The India-EFTA pact’s highlight is its investment aspect

If, after 15 years, EFTA investment commitments do not materialize, then India may reverse its tariff reductions.  (AFP)
If, after 15 years, EFTA investment commitments do not materialize, then India may reverse its tariff reductions. (AFP)

Summary

  • Not only is it a first, the newly signed agreement recognizes how foreign inflows of FDI are linked with success in world trade.

In many ways, the recently concluded agreement between India and the European Free Trade Association (EFTA) is mainly a confidence building measure for India in the run-up to trade agreements likely to be pursued after general elections with the EU and UK. In most cases, the I-EFTA pact will have limited impact—India’s principal import from the four-nation group, gold, is not subject to pre-determined tariff reductions, while agricultural imports are excluded. On the Swiss side, most tariffs are fairly low, so additional trade gains will be limited, except possibly in areas like textiles. Also, gold imports will continue as inputs for our principal exports to Switzerland (and the world) of gold and diamond jewellery. So, enormous gains in commodity trade with EFTA are not the plan. However, the tariff reductions agreed will certainly impact our UK and EU talks.

In services, some new ground may be expected, as there are hints of moving beyond the usual access bargaining for skilled Indian professionals, an area where some agreement seems to have been reached in pre-negotiations with the EU and UK. At this point of demographic change and ageing in most countries of the West, it is likely that such agreements will be swiftly signed with other countries as well; they need Indian professionals just as much as India needs to export surplus skilled labour. There is, however, a hint of the promotion of new aspects of trade in services, with a pact on establishing mutual recognition agreements (MRAs) in fields like nursing and education. How this proceeds is still to be seen, but if our history with Singapore is any guide, MRAs do not get too far until a prior agreement on a framework for the determination of MRAs is defined.

Where the I-EFTA deal truly breaks new ground is in its investment agreement. For one, it promises (mostly from the Swiss, I would think) $100 billion in foreign direct investment (FDI) with about half of it coming in the next 15 years. Unlike foreign portfolio investment (FPI), which is fickle and can depart easily, FDI indicates a commitment to bringing in technology and production. Given the expertise of the Swiss in engineering goods made by small and medium manufacturers, such a commitment is good news for India’s beleaguered micro, small and medium enterprise (MSME) sector. It is empirically established that technology transfer takes place not through designs and drawings, but ‘learning by doing.’ Indian companies learn by working in collaboration with (or in the same industry as) technology leaders. The dominance of small Swiss companies is well known in clocks and watches.

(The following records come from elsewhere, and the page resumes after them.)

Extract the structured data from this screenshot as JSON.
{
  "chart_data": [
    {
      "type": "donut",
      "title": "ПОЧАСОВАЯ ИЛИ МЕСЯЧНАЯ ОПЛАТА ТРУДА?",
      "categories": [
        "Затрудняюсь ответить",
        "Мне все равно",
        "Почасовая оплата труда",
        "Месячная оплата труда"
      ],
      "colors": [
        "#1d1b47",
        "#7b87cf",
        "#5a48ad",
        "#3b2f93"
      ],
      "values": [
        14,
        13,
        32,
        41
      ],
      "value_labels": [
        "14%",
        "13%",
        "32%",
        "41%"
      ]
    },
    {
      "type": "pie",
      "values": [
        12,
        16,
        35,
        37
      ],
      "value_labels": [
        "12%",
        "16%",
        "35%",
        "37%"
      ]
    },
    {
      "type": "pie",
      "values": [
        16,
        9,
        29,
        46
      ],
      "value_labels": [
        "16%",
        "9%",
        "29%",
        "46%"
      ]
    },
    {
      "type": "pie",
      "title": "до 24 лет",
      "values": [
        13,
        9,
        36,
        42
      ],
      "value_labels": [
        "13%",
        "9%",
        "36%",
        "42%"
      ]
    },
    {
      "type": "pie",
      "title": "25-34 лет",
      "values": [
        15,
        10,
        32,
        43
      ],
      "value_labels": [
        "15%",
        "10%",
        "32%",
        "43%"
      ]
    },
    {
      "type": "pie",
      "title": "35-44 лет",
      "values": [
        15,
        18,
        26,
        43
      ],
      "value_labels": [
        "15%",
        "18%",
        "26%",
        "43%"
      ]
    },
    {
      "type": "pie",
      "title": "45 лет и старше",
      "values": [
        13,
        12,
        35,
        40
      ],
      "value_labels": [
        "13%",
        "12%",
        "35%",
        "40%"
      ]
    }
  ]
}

Even more game-changing is the linking of investment commitments to India’s tariff reduction plan. If, after 15 years, EFTA investment commitments do not materialize, then India may reverse its tariff reductions. This is surely a first in any agreement between any sets of countries.

Commentators often do not understand the close link between FDI and trade: they are two sides of the same coin. The transnational enterprises (TNEs) that bring in FDI actually bring in a combination of trade in commodities, services (managerial, etc) and technology (which may not be tangible). An almost one-to-one relationship between bilateral trade and FDI flows has been identified. Empirical work also shows that FDI and exports are complimentary in that over time, the foreign subsidiary adds to the host country’s exports (FDI in India: History, Policy and the Asian Perspective, by Manoj Pant with Deepika Srivastava). Intuitively, about 80% of world trade (UNCTAD data) takes place between subsidiaries of TNEs. We call this ‘supply chain trade.’ The main point is that large FDI flows from countries like Switzerland can boost the export efforts of MSMEs, particularly by raising the quality of engineering goods.

The recognition accorded to this FDI-trade link by the EFTA agreement marks significant trade policy progress. However, as always, the devil lies in the details. For one, no FDI takes place till an investment agreement is in place. Some method of dispute settlement, definition of investment, etc, must be in place. There are few takers for the model agreement that India has been peddling. Work on this must begin afresh. Second, how will the volume of FDI be measured? Under current practice, the retained earnings of foreign subsidiaries (in proportion to the parent company’s equity share) is also part of FDI flows. Will the Reserve Bank of India’s measure of FDI be accepted ? Third, the condition of ‘reversal of tariff cuts’ is surely in jest. Can we expect that after 15 years of trade with insufficient FDI, we will suddenly raise import tariffs on EFTA exports? One has rarely seen this happen. However, given the FDI-trade link, I doubt it will ever be needed. Its introduction was probably to ensure political acceptability.

With this I-EFTA pact, we may see a shift whereby European capital begins to use India as an export base as supply chains move out of China. Hopefully, these baby steps will be carried forward in the India-EU agreement. With technology inflows by means of FDI meeting India’s large labour base, a shift of some Chinese trade with Europe to India could well become a reality.